Some have a presence in Australia but Myriota is the only one with a space focus.
Myriota emerged from the University of South Australia in 2015 to commercialise research conducted by Alex Grant and David Haley.
The company has developed a range of remote area connectivity solutions. For example, its water tank level monitoring system allows farmers to see water tank levels on their smartphone.
Data goes from the tank by nanosatellite to the cloud and from there to the farmer. Although other satellite operators can provide this type of service, Myriota says it can do it far cheaper.
The Forbes article noted that there are a very large number of IoT start-ups out there, with 6,792 firms relying on IoT as one of their main technologies to launch new products and services and support platform-based business models, according to the business database, Crunchbase.

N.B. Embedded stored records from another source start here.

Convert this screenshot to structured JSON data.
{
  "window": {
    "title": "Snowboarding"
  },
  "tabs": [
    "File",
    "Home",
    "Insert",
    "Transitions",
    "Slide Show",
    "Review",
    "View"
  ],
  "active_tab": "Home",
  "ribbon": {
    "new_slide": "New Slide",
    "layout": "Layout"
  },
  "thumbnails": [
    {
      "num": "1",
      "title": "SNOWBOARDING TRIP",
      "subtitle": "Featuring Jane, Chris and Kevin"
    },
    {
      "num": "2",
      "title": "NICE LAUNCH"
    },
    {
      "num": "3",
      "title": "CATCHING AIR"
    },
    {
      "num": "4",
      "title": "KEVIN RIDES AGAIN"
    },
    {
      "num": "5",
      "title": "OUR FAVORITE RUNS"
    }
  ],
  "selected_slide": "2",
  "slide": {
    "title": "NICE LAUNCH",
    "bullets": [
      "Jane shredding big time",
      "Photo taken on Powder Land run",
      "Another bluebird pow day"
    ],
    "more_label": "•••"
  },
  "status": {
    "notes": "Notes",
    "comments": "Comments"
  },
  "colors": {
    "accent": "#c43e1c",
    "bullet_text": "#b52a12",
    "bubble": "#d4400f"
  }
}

Most of those are early in their development path but total IoT start-up funding reached US$16.7 billion in fourth quarter last year, with total 2018 funding levels up 94 per cent over 2017.
Forbes said as a group, the top 25 IoT start-ups were showing early potential at enabling profitable new business models, revitalising industries that have experienced single-digit growth recently.
Each was taking a unique approach to solving some of the enterprises’ most challenging problems, and in so doing creating valuable new patents that further fuel IoT adoption and growth.
Artificial intelligence widely features in their products.
The list of 25 was derived from analysis of ability to attract new customers, current and projected revenue, value of patents and position in chosen markets.